The studio is excited to welcome Dan DiCaprio who will teach Wood Rings and Wire Inlay on October 8th and 9th. Dan is a visiting artist from Richmond, Va. Read on to learn more about his work and be sure to reserve your spot in his class here!
SCC: How did you get into your craft? What are some places and people that helped you on your journey?
DD: I have an MFA in Metal Design from East Carolina University, that’s where I received most of my training. After that, I learned traditional goldsmithing on the job at Hoover and Strong. I think both of these experiences have shaped the way that I work and approach my designs in the studio. Working with Bob Ebendorf, Tim Lazure, Linda Darty and Mi-Sook Hur all influenced the way I think about contemporary jewelry. While living in Richmond I taught metals at Virginia Commonwealth University where I worked with Susie Ganch. She was also very influential to the way I taught and understood how to explain my practice to students.
SCC:What does you material choice mean to you and your work?
DD: I started working with wood when I wanted to create larger dimensional forms that could still be worn on the body. I was originally chasing hairlike textures on metal vessels and wanted to make these pieces wearable. By choosing wood I could still get these forms and textures but have it light enough to be worn.
SCC: Talk about your creative process and your concept development.
DD: My conceptual development evolves and adapts with each piece. I think of them as a continuous lineage of work, where designs are modified and reappear from one piece to another. I almost always start with sketches before cutting out from the blocks of wood, this helps me think through the construction before I start carving. Also, since I have limited studio time, sketching cuts through all of those ideas and eventually leads to a more interesting design.
SCC: What is something you are looking forward to? Where do you see your work going in the future?
DD: I’m really excited to explore these forms while incorporating different materials like gold leaf, paint, epoxy, metal and more. I want to try working with them at different scales and that means using different construction techniques that I still have to problem solve. That’s probably the most exciting part of art for me is the continuous redevelopment and exploration of ideas, techniques and materials. Doing residencies like the Penland Winter Residency with the Shared Concerns group also spurs development by getting new perspectives of my work. That’s hard to do when you work alone in your own studio space and is one of the biggest things I miss from being in graduate school.
SCC: Do you have any advice for new artists?

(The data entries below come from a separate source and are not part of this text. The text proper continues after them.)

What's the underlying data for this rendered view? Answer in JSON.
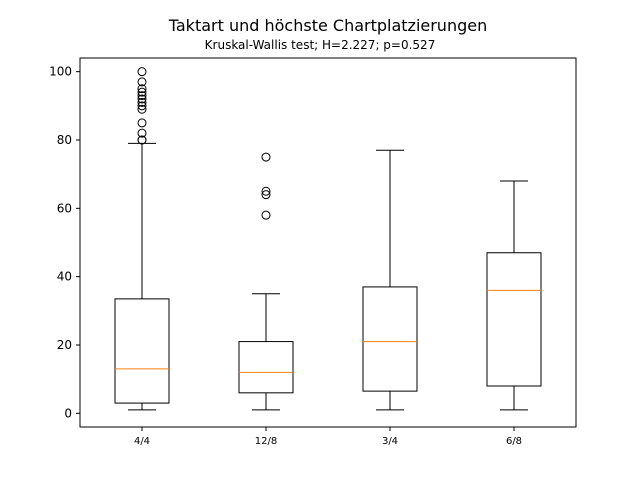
{
  "chart_data": {
    "type": "box",
    "title": "Taktart und höchste Chartplatzierungen",
    "subtitle": "Kruskal-Wallis test; H=2.227; p=0.527",
    "xlabel": "",
    "ylabel": "",
    "ylim": [
      -4,
      104
    ],
    "yticks": [
      0,
      20,
      40,
      60,
      80,
      100
    ],
    "grid": false,
    "categories": [
      "4/4",
      "12/8",
      "3/4",
      "6/8"
    ],
    "boxes": [
      {
        "category": "4/4",
        "whisker_low": 1,
        "q1": 3,
        "median": 13,
        "q3": 33.5,
        "whisker_high": 79,
        "outliers": [
          80,
          80,
          82,
          85,
          89,
          90,
          91,
          92,
          93,
          94,
          95,
          97,
          100
        ]
      },
      {
        "category": "12/8",
        "whisker_low": 1,
        "q1": 6,
        "median": 12,
        "q3": 21,
        "whisker_high": 35,
        "outliers": [
          58,
          64,
          65,
          75
        ]
      },
      {
        "category": "3/4",
        "whisker_low": 1,
        "q1": 6.5,
        "median": 21,
        "q3": 37,
        "whisker_high": 77,
        "outliers": []
      },
      {
        "category": "6/8",
        "whisker_low": 1,
        "q1": 8,
        "median": 36,
        "q3": 47,
        "whisker_high": 68,
        "outliers": []
      }
    ],
    "colors": {
      "box": "#000000",
      "median": "#ff7f0e",
      "outlier": "#000000"
    }
  }
}
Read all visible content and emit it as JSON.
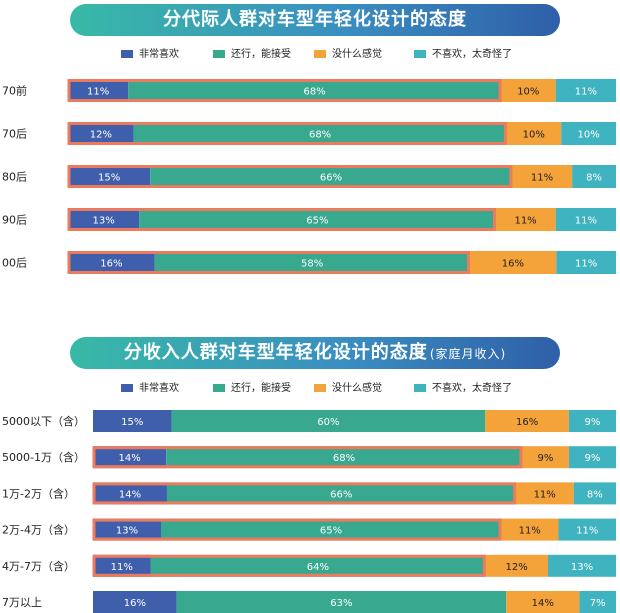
{
  "chart_data": [
    {
      "type": "bar",
      "orientation": "horizontal-stacked-100",
      "title": "分代际人群对车型年轻化设计的态度",
      "subtitle": "",
      "legend": [
        "非常喜欢",
        "还行，能接受",
        "没什么感觉",
        "不喜欢，太奇怪了"
      ],
      "legend_position": "top",
      "categories": [
        "70前",
        "70后",
        "80后",
        "90后",
        "00后"
      ],
      "series": [
        {
          "name": "非常喜欢",
          "values": [
            11,
            12,
            15,
            13,
            16
          ]
        },
        {
          "name": "还行，能接受",
          "values": [
            68,
            68,
            66,
            65,
            58
          ]
        },
        {
          "name": "没什么感觉",
          "values": [
            10,
            10,
            11,
            11,
            16
          ]
        },
        {
          "name": "不喜欢，太奇怪了",
          "values": [
            11,
            10,
            8,
            11,
            11
          ]
        }
      ],
      "highlighted_categories": [
        "70前",
        "70后",
        "80后",
        "90后",
        "00后"
      ],
      "xlim": [
        0,
        100
      ]
    },
    {
      "type": "bar",
      "orientation": "horizontal-stacked-100",
      "title": "分收入人群对车型年轻化设计的态度",
      "subtitle": "(家庭月收入)",
      "legend": [
        "非常喜欢",
        "还行，能接受",
        "没什么感觉",
        "不喜欢，太奇怪了"
      ],
      "legend_position": "top",
      "categories": [
        "5000以下（含）",
        "5000-1万（含）",
        "1万-2万（含）",
        "2万-4万（含）",
        "4万-7万（含）",
        "7万以上"
      ],
      "series": [
        {
          "name": "非常喜欢",
          "values": [
            15,
            14,
            14,
            13,
            11,
            16
          ]
        },
        {
          "name": "还行，能接受",
          "values": [
            60,
            68,
            66,
            65,
            64,
            63
          ]
        },
        {
          "name": "没什么感觉",
          "values": [
            16,
            9,
            11,
            11,
            12,
            14
          ]
        },
        {
          "name": "不喜欢，太奇怪了",
          "values": [
            9,
            9,
            8,
            11,
            13,
            7
          ]
        }
      ],
      "highlighted_categories": [
        "5000-1万（含）",
        "1万-2万（含）",
        "2万-4万（含）",
        "4万-7万（含）"
      ],
      "xlim": [
        0,
        100
      ]
    }
  ],
  "colors": {
    "very_like": "#3f5fad",
    "acceptable": "#38a88e",
    "indifferent": "#f4a23a",
    "dislike": "#3fb3c0",
    "highlight_border": "#ec7a5c"
  }
}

DD: I think that it’s important for developing artists to explore as much as possible while trying to find what it is that drives them. I remember the feeling as a student that I was unable to translate my ideas into physical objects. It took a long time to make work that I felt satisfied with and this feeling is still a motivating factor for me. If you continue to dedicate time to your studio practice and really care about what you make then I think this will be apparent in the work and to the people that see it.